Meta-Tree Random Forest: Probabilistic Data-Generative Model and Bayes Optimal Prediction

Entropy (Basel). 2021 Jun 18;23(6):768. doi: 10.3390/e23060768.

Abstract

This paper deals with a prediction problem of a new targeting variable corresponding to a new explanatory variable given a training dataset. To predict the targeting variable, we consider a model tree, which is used to represent a conditional probabilistic structure of a targeting variable given an explanatory variable, and discuss statistical optimality for prediction based on the Bayes decision theory. The optimal prediction based on the Bayes decision theory is given by weighting all the model trees in the model tree candidate set, where the model tree candidate set is a set of model trees in which the true model tree is assumed to be included.

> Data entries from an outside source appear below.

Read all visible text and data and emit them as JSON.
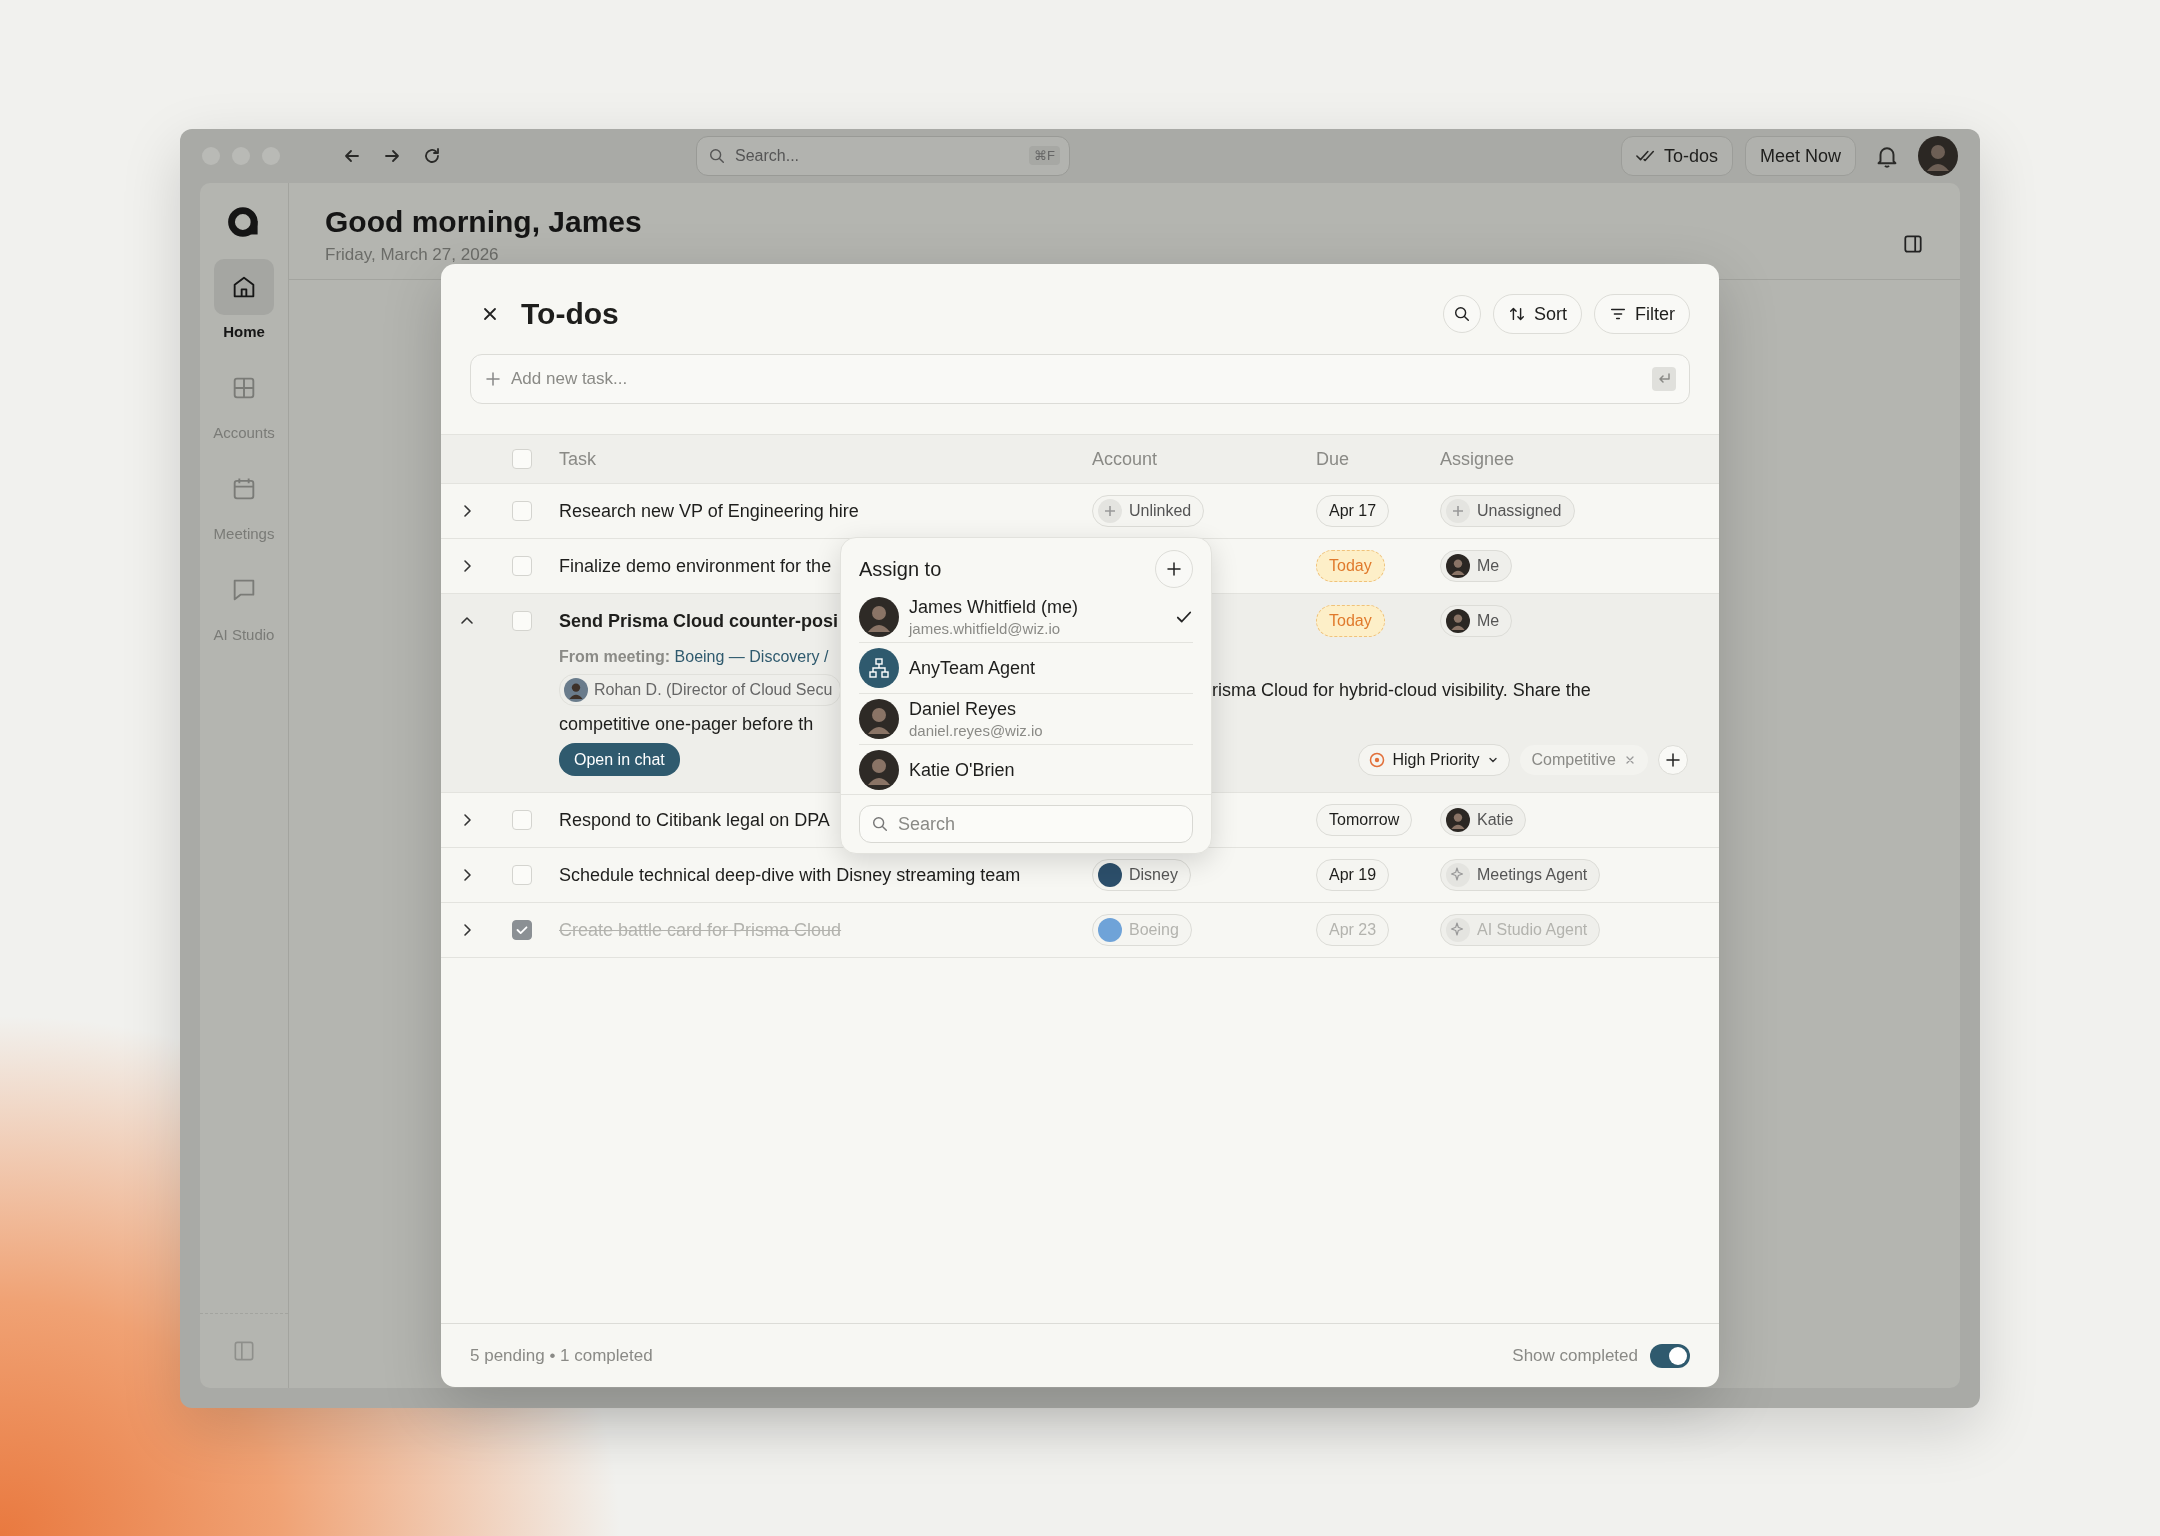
{
  "titlebar": {
    "search": {
      "placeholder": "Search...",
      "shortcut": "⌘F"
    },
    "buttons": [
      {
        "label": "To-dos",
        "kind": "todos"
      },
      {
        "label": "Meet Now",
        "kind": "plain"
      }
    ]
  },
  "sidebar": {
    "items": [
      {
        "label": "Home",
        "kind": "home",
        "selected": true
      },
      {
        "label": "Accounts",
        "kind": "accounts",
        "selected": false
      },
      {
        "label": "Meetings",
        "kind": "meetings",
        "selected": false
      },
      {
        "label": "AI Studio",
        "kind": "chat",
        "selected": false
      }
    ]
  },
  "header": {
    "greeting": "Good morning, James",
    "date": "Friday, March 27, 2026"
  },
  "todos": {
    "title": "To-dos",
    "toolbar": [
      {
        "label": "Sort",
        "kind": "sort"
      },
      {
        "label": "Filter",
        "kind": "filter"
      }
    ],
    "new_task": {
      "placeholder": "Add new task..."
    },
    "columns": [
      "Task",
      "Account",
      "Due",
      "Assignee"
    ],
    "select_all": {
      "checked": false
    },
    "rows": [
      {
        "task": "Research new VP of Engineering hire",
        "checked": false,
        "expanded": false,
        "account": {
          "label": "Unlinked",
          "kind": "unlinked"
        },
        "due": {
          "label": "Apr 17",
          "kind": "date"
        },
        "assignee": {
          "label": "Unassigned",
          "kind": "unassigned"
        }
      },
      {
        "task": "Finalize demo environment for the",
        "checked": false,
        "expanded": false,
        "due": {
          "label": "Today",
          "kind": "today"
        },
        "assignee": {
          "label": "Me",
          "kind": "person"
        }
      },
      {
        "task": "Send Prisma Cloud counter-posi",
        "checked": false,
        "expanded": true,
        "due": {
          "label": "Today",
          "kind": "today"
        },
        "assignee": {
          "label": "Me",
          "kind": "person"
        },
        "details": {
          "meeting_label": "From meeting:",
          "meeting_link": "Boeing — Discovery /",
          "quote_person": "Rohan D. (Director of Cloud Secu",
          "text_right": "risma Cloud for hybrid-cloud visibility. Share the",
          "text_line2": "competitive one-pager before th",
          "action": "Open in chat",
          "priority": "High Priority",
          "tags": [
            "Competitive"
          ]
        }
      },
      {
        "task": "Respond to Citibank legal on DPA",
        "checked": false,
        "expanded": false,
        "due": {
          "label": "Tomorrow",
          "kind": "date"
        },
        "assignee": {
          "label": "Katie",
          "kind": "person"
        }
      },
      {
        "task": "Schedule technical deep-dive with Disney streaming team",
        "checked": false,
        "expanded": false,
        "account": {
          "label": "Disney",
          "kind": "logo",
          "color": "#2c4f6b"
        },
        "due": {
          "label": "Apr 19",
          "kind": "date"
        },
        "assignee": {
          "label": "Meetings Agent",
          "kind": "agent"
        }
      },
      {
        "task": "Create battle card for Prisma Cloud",
        "checked": true,
        "expanded": false,
        "account": {
          "label": "Boeing",
          "kind": "logo",
          "color": "#6fa3d8"
        },
        "due": {
          "label": "Apr 23",
          "kind": "date"
        },
        "assignee": {
          "label": "AI Studio Agent",
          "kind": "agent"
        }
      }
    ],
    "footer": {
      "summary": "5 pending • 1 completed",
      "show_completed": {
        "label": "Show completed",
        "on": true
      }
    }
  },
  "assign_popover": {
    "title": "Assign to",
    "people": [
      {
        "name": "James Whitfield (me)",
        "email": "james.whitfield@wiz.io",
        "kind": "person",
        "selected": true
      },
      {
        "name": "AnyTeam Agent",
        "kind": "agent",
        "selected": false
      },
      {
        "name": "Daniel Reyes",
        "email": "daniel.reyes@wiz.io",
        "kind": "person",
        "selected": false
      },
      {
        "name": "Katie O'Brien",
        "kind": "person",
        "selected": false
      }
    ],
    "search": {
      "placeholder": "Search"
    }
  }
}
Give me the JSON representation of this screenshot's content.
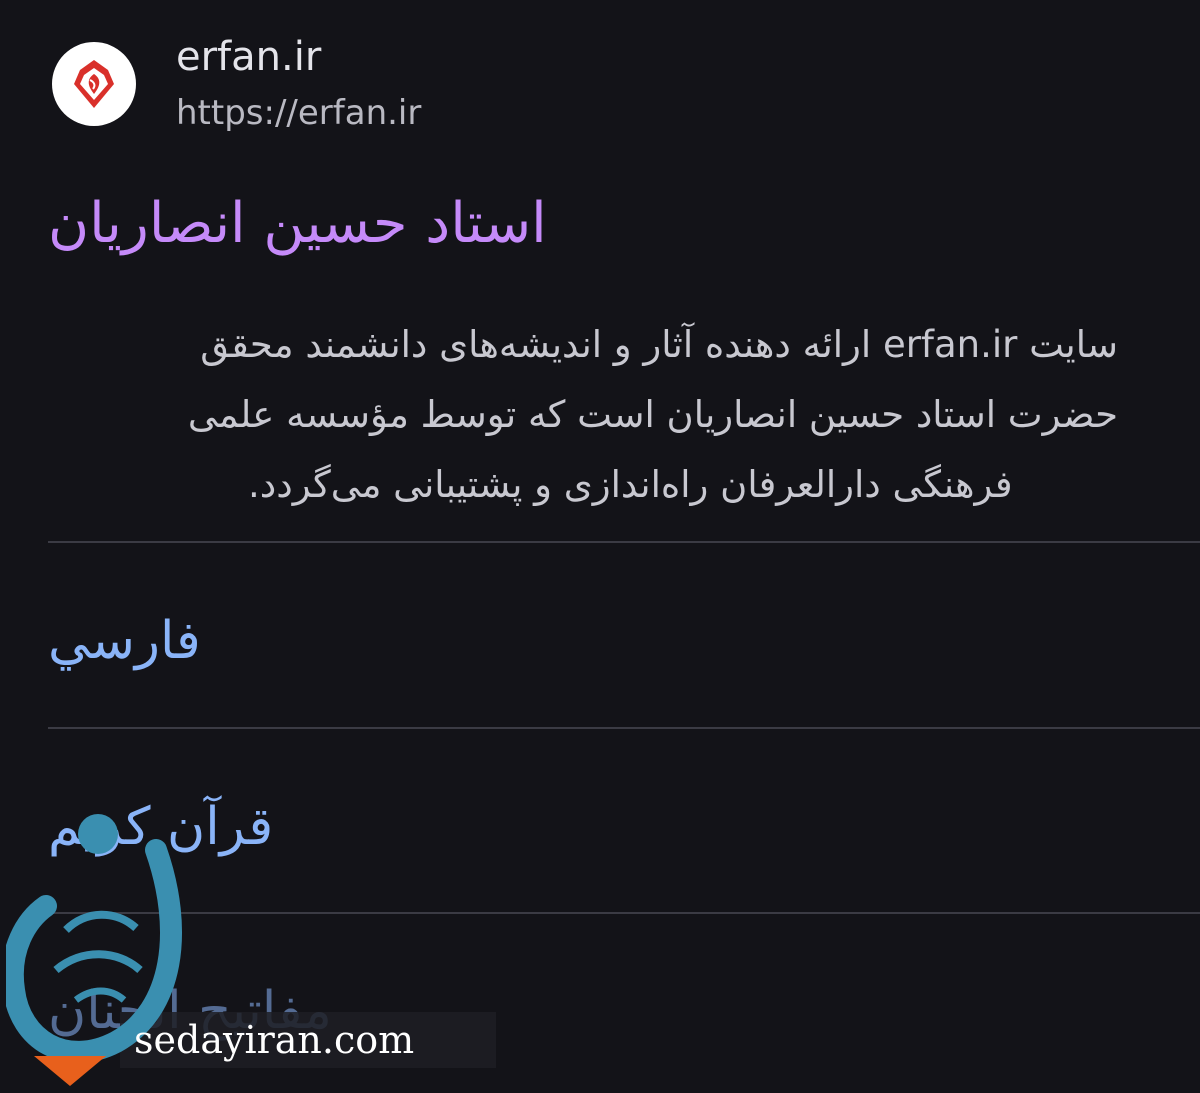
{
  "site": {
    "name": "erfan.ir",
    "url": "https://erfan.ir",
    "favicon_icon": "erfan-logo-icon"
  },
  "result": {
    "title": "استاد حسین انصاریان",
    "snippet_lines": [
      "سایت erfan.ir ارائه دهنده آثار و اندیشه‌های دانشمند محقق",
      "حضرت استاد حسین انصاریان است که توسط مؤسسه علمی",
      "فرهنگی دارالعرفان راه‌اندازی و پشتیبانی می‌گردد."
    ]
  },
  "sitelinks": [
    {
      "label": "فارسي"
    },
    {
      "label": "قرآن کریم"
    },
    {
      "label": "مفاتیح الجنان"
    }
  ],
  "watermark": {
    "text": "sedayiran.com",
    "logo_icon": "sedayiran-logo-icon"
  },
  "colors": {
    "background": "#131318",
    "title": "#c58af9",
    "link": "#8ab4f8",
    "text": "#c8c8d0",
    "divider": "#3b3b44",
    "logo_red": "#d9302a",
    "watermark_teal": "#3a8fb0",
    "watermark_orange": "#e8601c"
  }
}
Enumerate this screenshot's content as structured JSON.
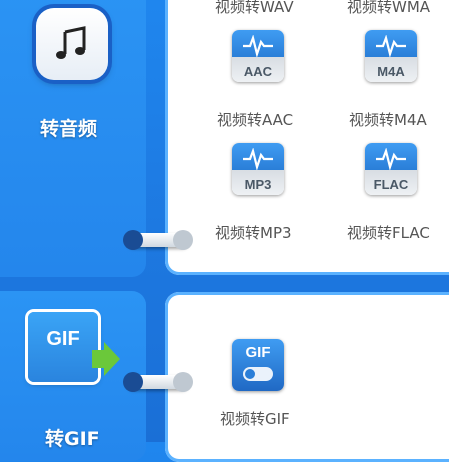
{
  "categories": [
    {
      "id": "audio",
      "label": "转音频",
      "icon": "music-note-icon",
      "formats": [
        {
          "label": "视频转WAV"
        },
        {
          "label": "视频转WMA"
        },
        {
          "label": "视频转AAC",
          "badge": "AAC",
          "icon": "waveform-icon"
        },
        {
          "label": "视频转M4A",
          "badge": "M4A",
          "icon": "waveform-icon"
        },
        {
          "label": "视频转MP3",
          "badge": "MP3",
          "icon": "waveform-icon"
        },
        {
          "label": "视频转FLAC",
          "badge": "FLAC",
          "icon": "waveform-icon"
        }
      ]
    },
    {
      "id": "gif",
      "label": "转GIF",
      "icon": "gif-file-icon",
      "icon_text": "GIF",
      "formats": [
        {
          "label": "视频转GIF",
          "badge": "GIF",
          "icon": "gif-toggle-icon"
        }
      ]
    }
  ],
  "colors": {
    "background": "#1f86ee",
    "panel_border": "#5bb2ff",
    "label_text": "#555555",
    "gif_green": "#6bc83a"
  }
}
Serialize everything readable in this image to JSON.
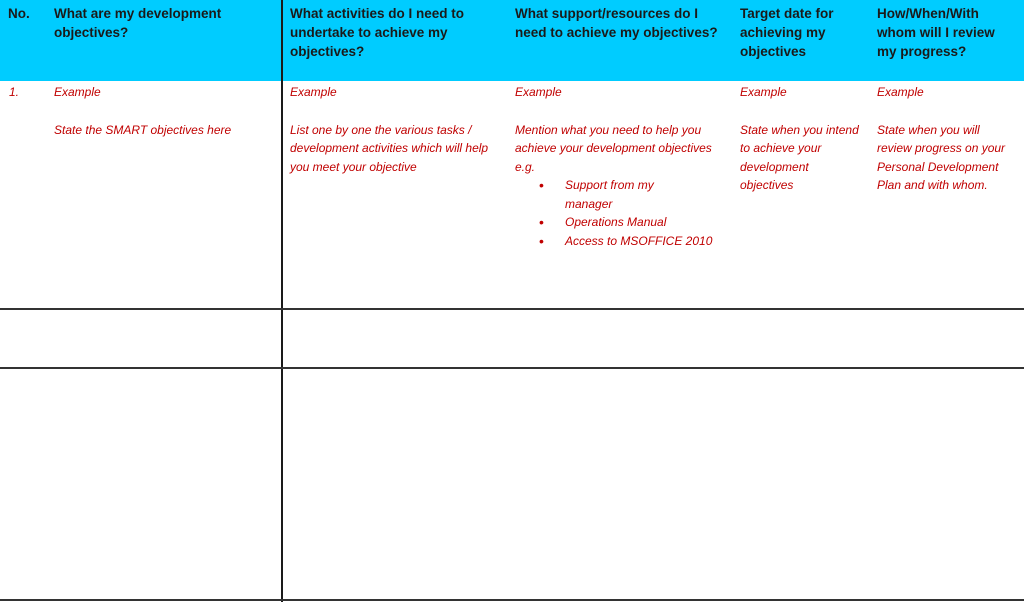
{
  "header": {
    "columns": [
      "No.",
      "What are my development objectives?",
      "What activities do I need to undertake to achieve my objectives?",
      "What support/resources do I need to achieve my objectives?",
      "Target date for achieving my objectives",
      "How/When/With whom will I review my progress?"
    ]
  },
  "rows": [
    {
      "no": "1.",
      "objectives": {
        "label": "Example",
        "text": "State the SMART objectives here"
      },
      "activities": {
        "label": "Example",
        "text": "List one by one the various tasks / development activities which will help you meet your objective"
      },
      "support": {
        "label": "Example",
        "text": "Mention what you need to help you achieve your development objectives e.g.",
        "bullets": [
          "Support from my manager",
          "Operations Manual",
          "Access to MSOFFICE 2010"
        ]
      },
      "target": {
        "label": "Example",
        "text": "State when you intend to achieve your development objectives"
      },
      "review": {
        "label": "Example",
        "text": "State when you will review progress on your Personal Development Plan and with whom."
      }
    }
  ],
  "colors": {
    "header_bg": "#00ccff",
    "example_text": "#c00000"
  }
}
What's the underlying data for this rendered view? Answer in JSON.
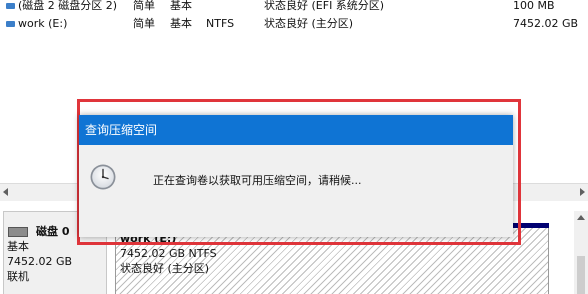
{
  "volumes": [
    {
      "name": "(磁盘 2 磁盘分区 2)",
      "layout": "简单",
      "type": "基本",
      "fs": "",
      "status": "状态良好 (EFI 系统分区)",
      "capacity": "100 MB"
    },
    {
      "name": "work (E:)",
      "layout": "简单",
      "type": "基本",
      "fs": "NTFS",
      "status": "状态良好 (主分区)",
      "capacity": "7452.02 GB"
    }
  ],
  "disk": {
    "title": "磁盘 0",
    "type": "基本",
    "size": "7452.02 GB",
    "state": "联机"
  },
  "partition": {
    "name": "work  (E:)",
    "size_fs": "7452.02 GB NTFS",
    "status": "状态良好 (主分区)"
  },
  "dialog": {
    "title": "查询压缩空间",
    "message": "正在查询卷以获取可用压缩空间，请稍候..."
  },
  "colors": {
    "dialog_title_bar": "#0f74d4",
    "highlight_border": "#e0353b",
    "partition_bar": "#000070"
  },
  "icons": {
    "volume": "volume-icon",
    "disk": "disk-icon",
    "dialog": "clock-icon"
  }
}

Because the number of all the model trees in the model tree candidate set increases exponentially according to the maximum depth of model trees, the computational complexity of weighting them increases exponentially according to the maximum depth of model trees. To solve this issue, we introduce a notion of meta-tree and propose an algorithm called MTRF (Meta-Tree Random Forest) by using multiple meta-trees. Theoretical and experimental analyses of the MTRF show the superiority of the MTRF to previous decision tree-based algorithms.

Keywords: bayes decision theory; data-generative model; meta-tree; prediction; random forest.